Moses was set afloat in the Nile to be found by pharaoh’s daughter. Thus he was Born of Water, his very un-Hebrew name meaning something like this in Egyptian. His brother, Aaron, was his mouthpiece and front-man, something of a Monster Slayer. Born of Water and Monster Slayer emerge as culture heroes in Native American mythology.
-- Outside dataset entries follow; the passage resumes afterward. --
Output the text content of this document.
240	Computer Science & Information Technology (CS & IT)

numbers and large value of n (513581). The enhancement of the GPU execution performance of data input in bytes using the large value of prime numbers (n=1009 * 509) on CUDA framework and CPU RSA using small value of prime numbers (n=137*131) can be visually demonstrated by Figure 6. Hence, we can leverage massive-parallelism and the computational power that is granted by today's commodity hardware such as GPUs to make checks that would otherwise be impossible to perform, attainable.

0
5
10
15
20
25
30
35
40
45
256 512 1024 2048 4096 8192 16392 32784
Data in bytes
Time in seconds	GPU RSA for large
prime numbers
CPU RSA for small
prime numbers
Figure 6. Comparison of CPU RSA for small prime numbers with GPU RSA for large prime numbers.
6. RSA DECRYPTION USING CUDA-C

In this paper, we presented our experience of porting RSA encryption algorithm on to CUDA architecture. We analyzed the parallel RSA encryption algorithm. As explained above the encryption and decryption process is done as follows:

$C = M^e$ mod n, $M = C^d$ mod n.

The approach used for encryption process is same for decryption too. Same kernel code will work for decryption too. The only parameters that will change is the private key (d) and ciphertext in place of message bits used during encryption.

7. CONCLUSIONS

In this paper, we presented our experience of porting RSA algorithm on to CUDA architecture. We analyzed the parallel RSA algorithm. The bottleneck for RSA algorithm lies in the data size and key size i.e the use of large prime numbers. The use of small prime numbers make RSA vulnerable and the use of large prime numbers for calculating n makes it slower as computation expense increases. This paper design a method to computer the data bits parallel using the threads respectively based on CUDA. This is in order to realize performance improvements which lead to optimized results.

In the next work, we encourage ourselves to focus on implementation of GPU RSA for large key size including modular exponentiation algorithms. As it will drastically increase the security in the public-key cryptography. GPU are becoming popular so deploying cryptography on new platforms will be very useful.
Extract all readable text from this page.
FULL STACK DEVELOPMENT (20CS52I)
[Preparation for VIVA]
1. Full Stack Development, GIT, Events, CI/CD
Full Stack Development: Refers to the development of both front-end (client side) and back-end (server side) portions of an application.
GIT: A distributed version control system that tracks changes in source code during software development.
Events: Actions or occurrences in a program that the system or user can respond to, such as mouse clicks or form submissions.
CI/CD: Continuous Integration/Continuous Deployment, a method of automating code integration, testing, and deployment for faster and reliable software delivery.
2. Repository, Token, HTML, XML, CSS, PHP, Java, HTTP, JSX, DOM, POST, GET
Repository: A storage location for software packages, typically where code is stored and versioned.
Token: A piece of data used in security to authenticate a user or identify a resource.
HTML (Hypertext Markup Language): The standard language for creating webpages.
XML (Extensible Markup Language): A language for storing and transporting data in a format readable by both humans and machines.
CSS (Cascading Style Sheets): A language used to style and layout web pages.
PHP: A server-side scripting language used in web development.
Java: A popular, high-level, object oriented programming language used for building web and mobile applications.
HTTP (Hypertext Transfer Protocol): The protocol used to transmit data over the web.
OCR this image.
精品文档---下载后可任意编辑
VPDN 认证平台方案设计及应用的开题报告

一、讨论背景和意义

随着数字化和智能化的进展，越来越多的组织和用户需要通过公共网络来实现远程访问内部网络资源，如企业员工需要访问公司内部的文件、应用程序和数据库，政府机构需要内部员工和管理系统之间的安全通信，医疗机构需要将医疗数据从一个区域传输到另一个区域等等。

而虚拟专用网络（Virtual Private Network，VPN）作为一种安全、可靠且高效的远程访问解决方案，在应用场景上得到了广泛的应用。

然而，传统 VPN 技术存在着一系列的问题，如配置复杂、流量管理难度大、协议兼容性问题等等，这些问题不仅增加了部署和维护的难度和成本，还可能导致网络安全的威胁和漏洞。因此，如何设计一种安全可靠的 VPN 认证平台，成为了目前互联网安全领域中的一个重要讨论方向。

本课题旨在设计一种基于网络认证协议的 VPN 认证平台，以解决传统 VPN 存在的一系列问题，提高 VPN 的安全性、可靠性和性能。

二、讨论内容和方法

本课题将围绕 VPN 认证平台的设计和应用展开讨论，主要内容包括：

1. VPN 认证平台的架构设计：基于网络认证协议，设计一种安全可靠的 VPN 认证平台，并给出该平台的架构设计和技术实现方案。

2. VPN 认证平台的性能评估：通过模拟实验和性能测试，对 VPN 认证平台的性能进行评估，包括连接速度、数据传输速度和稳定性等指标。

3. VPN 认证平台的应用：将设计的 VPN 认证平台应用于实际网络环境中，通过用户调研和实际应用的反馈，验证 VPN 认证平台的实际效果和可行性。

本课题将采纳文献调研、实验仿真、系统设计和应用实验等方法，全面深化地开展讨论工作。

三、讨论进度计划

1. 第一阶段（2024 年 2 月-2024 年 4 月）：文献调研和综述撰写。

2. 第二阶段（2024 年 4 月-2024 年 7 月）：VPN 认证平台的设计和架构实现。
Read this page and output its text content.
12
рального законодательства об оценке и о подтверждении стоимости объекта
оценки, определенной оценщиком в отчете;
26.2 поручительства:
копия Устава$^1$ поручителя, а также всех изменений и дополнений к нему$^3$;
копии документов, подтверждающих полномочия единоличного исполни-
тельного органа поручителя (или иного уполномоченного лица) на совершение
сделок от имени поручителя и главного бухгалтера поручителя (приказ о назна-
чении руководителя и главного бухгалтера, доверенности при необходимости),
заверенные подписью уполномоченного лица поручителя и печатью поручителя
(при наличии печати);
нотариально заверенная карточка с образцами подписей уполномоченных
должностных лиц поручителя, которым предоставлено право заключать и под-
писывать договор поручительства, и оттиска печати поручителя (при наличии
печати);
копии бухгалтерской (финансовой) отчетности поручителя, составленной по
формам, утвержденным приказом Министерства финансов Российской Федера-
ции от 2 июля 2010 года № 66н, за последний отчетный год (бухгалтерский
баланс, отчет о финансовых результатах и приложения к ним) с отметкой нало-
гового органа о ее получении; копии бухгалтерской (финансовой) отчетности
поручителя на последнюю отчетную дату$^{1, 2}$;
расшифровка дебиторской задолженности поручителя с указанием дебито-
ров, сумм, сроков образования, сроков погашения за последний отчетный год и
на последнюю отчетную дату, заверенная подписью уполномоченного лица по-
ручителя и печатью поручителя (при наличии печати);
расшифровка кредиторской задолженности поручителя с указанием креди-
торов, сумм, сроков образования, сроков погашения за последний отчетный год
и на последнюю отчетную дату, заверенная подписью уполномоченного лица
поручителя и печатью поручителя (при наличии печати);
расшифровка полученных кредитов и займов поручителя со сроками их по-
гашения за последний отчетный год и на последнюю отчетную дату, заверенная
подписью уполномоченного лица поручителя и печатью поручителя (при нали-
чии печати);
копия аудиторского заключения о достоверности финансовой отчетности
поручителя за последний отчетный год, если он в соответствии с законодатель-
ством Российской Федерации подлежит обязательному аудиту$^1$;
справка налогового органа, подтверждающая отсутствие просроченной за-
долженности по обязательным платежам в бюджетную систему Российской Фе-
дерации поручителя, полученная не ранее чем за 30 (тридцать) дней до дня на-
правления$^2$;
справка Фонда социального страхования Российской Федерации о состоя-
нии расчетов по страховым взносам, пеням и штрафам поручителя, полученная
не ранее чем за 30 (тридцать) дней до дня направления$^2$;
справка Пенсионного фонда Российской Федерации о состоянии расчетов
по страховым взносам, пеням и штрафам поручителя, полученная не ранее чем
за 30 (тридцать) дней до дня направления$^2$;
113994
The Ark of the Covenant. Exodus 25:10-22 The Ark was created during the Exodus out of gopher wood covered with hammered gold. The verses listed above give a detailed description. It was at the center of Hebrew worship for hundreds of years. Carried on long poles, the Ark could not be touched, even by accident, for it was so holy it would strike a man dead for the desecration. Kept in the Holy of Holies, only the High Priest was allowed to see it except when it was carried before Israel’s armies in battle. With the Ark before them, they could not lose. It was at the heart of King Solomon’s Temple, built in 950 B.C., where, when the city of Jerusalem was overrun, it was captured several times by Israel’s enemies, who always returned it as it brought them great ill-fortune. In 586 B.C., Babylon invaded Israel and captured Jerusalem beginning the Babylonian Captivity. Babylonian carvings show the conquering armies returning with captives and the Temple furnishings but not the Ark. 70 years later the Israelites were allowed to return to Israel and rebuilding their Temple, the Second Temple. The Temple furnishings – the Trumpet of Truth, the golden Table of the Showbread, and the golden Menorah, Lamp Stand – were all returned but not the Ark. Where did the Ark go? Some believe that it was hidden in secret crypts deep under the Temple on Temple Mount and that knowledge of their location was the secret the three murderers sought from Hyram Abiff. The Tribe of Dan may also have had a hand in protecting the Ark.
The Temple Treasures. The following verses describe the temple treasures: Numbers 10:2, 9; Exodus 25:23-30; Exodus 31:40; 2 Chronicles 13:11. These were the Trumpets of Truth, the golden Table of the Showbread and the golden Menorah. In 586 B.C. they were taken when the Babylonians sacked Jerusalem and the Temple, but were returned to the Israelites 70 years later when they were allowed to return and rebuild the Temple, the Second Temple. Between A.D. 66-70, Titus Vespacian conquered the Holy Land in the First Jewish-Roman War sacking the Second Temple and removing its sacred artifacts. In A.D. 70, Titus conducted his triumph through Rome carrying the Trumpets of Truth, the Menorah and the Table of the Showbread through the city and depositing them at the Temple of Peace. They appear in carvings of the time.
In 455, the Vandals sacked Rome and carried off this treasure to their base at Carthage in North Africa. In 533, the Byzantine armies under Belisarius conquered Carthage and carried away the prize to Constantinople in the Eastern Roman Empire. Emperor Justinian I may have ordered the treasure taken to the Temple of the Holy Sepulcher in the Holy Land. There is no further record of these treasures.